Ayah masa kini tidak cukup hanya menjadi baik, mereka harus belajar untuk hadir. Hadir secara emosional, mendengarkan tanpa menghakimi, dan membangun komunikasi yang setara dalam rumah.
Guna memperkuat peran ayah, BKKBN menginisiasi Gerakan Ayah Teladan Indonesia (GATI). Gerakan ini mengajak para ayah melampaui simbol peran menjadi pengasuh yang reflektif. Dengan komunikasi yang penuh kesadaran dan adaptif, rumah menjadi ruang belajar lintas generasi, bukan sekadar ruang tinggal.
GATI adalah langkah strategis untuk membangun ketahanan keluarga Indonesia berbasis dialog, bukan dogma; berbasis kesetaraan, bukan hierarki. Dan dalam masyarakat majemuk seperti Indonesia, komunikasi lintas budaya dan generasi bukan pilihan, melainkan kebutuhan. GATI bukan sekadar gerakan tentang ayah, tetapi tentang masa depan relasi dalam keluarga Indonesia.

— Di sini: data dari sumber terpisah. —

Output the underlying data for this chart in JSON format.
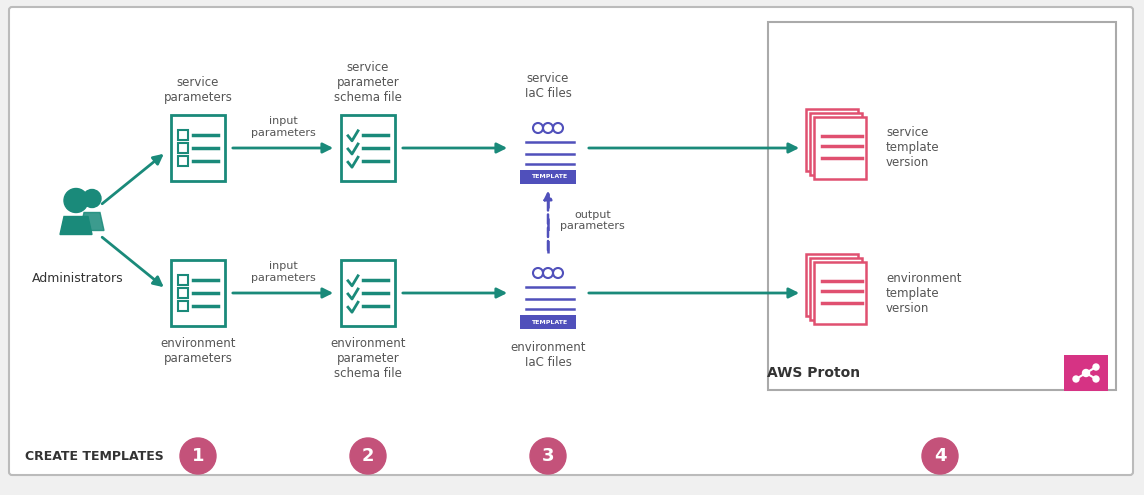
{
  "bg_color": "#f0f0f0",
  "box_bg": "#ffffff",
  "teal": "#1a8a7a",
  "pink": "#d63384",
  "pink_light": "#e05070",
  "pink_circle": "#c4527a",
  "blue_template": "#5050bb",
  "border_color": "#cccccc",
  "title_text": "CREATE TEMPLATES",
  "admin_label": "Administrators",
  "step_labels": [
    "1",
    "2",
    "3",
    "4"
  ],
  "col1_top_label": "service\nparameters",
  "col1_bot_label": "environment\nparameters",
  "col2_top_label": "service\nparameter\nschema file",
  "col2_bot_label": "environment\nparameter\nschema file",
  "col3_top_label": "service\nIaC files",
  "col3_bot_label": "environment\nIaC files",
  "col4_top_label": "service\ntemplate\nversion",
  "col4_bot_label": "environment\ntemplate\nversion",
  "arrow_label_top": "input\nparameters",
  "arrow_label_bot": "input\nparameters",
  "output_label": "output\nparameters",
  "aws_proton_label": "AWS Proton"
}
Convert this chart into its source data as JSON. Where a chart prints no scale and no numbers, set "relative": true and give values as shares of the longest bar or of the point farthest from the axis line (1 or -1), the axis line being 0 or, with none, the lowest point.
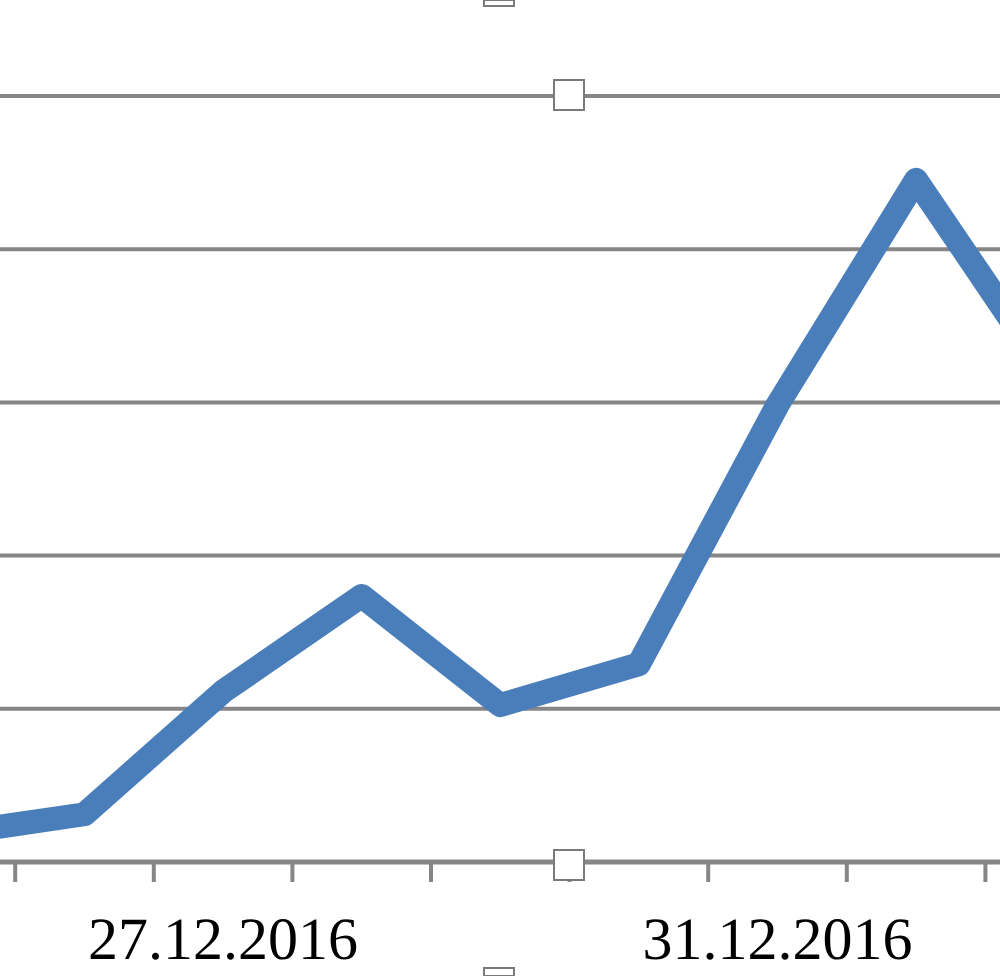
{
  "chart_data": {
    "type": "line",
    "relative": true,
    "categories": [
      null,
      null,
      "27.12.2016",
      null,
      null,
      null,
      "31.12.2016",
      null,
      null
    ],
    "series": [
      {
        "color": "#4a7ebb",
        "values": [
          0.04,
          0.07,
          0.25,
          0.39,
          0.23,
          0.29,
          0.67,
          1,
          0.7
        ]
      }
    ],
    "grid": "y",
    "line_style": "solid"
  }
}
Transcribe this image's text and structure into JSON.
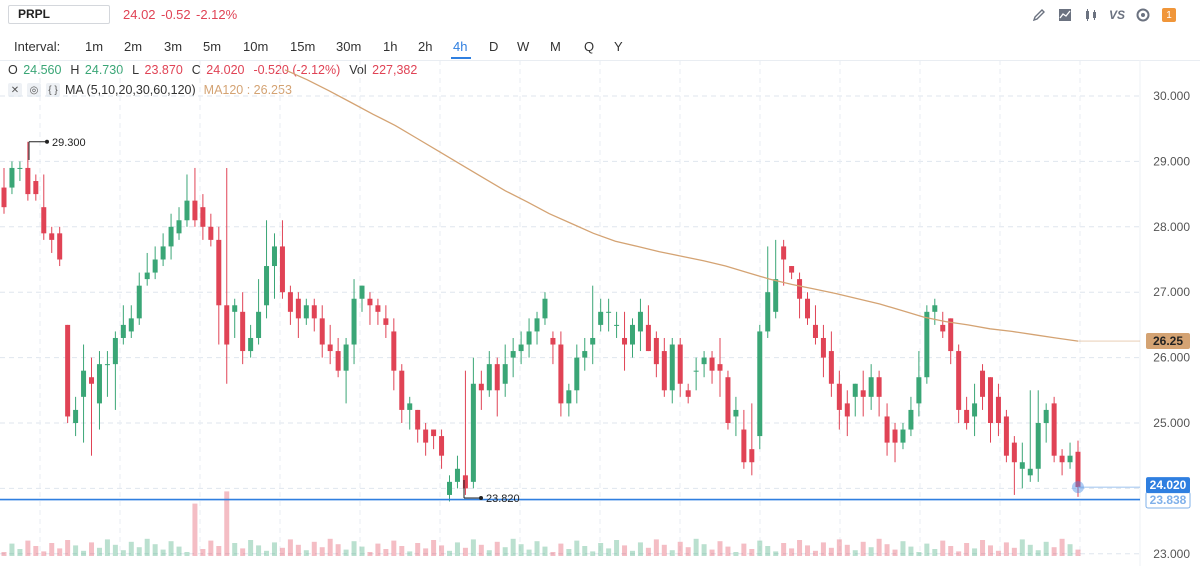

Ruang Berjumpa Lintas Generasi
Retno mengatakan, di tengah tantangan zaman yang penuh disrupsi, GATI harus menjelma menjadi ruang perjumpaan lintas nilai, lintas generasi, dan lintas budaya.
GATI berupaya agar para ayah mengerti bahwa menjadi seorang ayah teladan berarti belajar, mendengar, dan berubah dengan rendah hati dan penuh cinta.
Keluarga adalah fondasi awal pembangunan karakter bangsa, dan ayah sebagai bagian integral dari sistem keluarga memiliki peran kunci dalam menciptakan generasi yang tangguh, sehat mental, dan berdaya saing.
Maka dari itu, GATI diusung guna memperbaiki peran ayah dan membangun Indonesia dari ruang terkecil yang paling berpengaruh yakni keluarga. Ketika komunikasi dalam keluarga menjadi lebih setara, reflektif, dan responsif, maka dari keluarga-lah sesungguhnya kemajuan bangsa itu dimulai.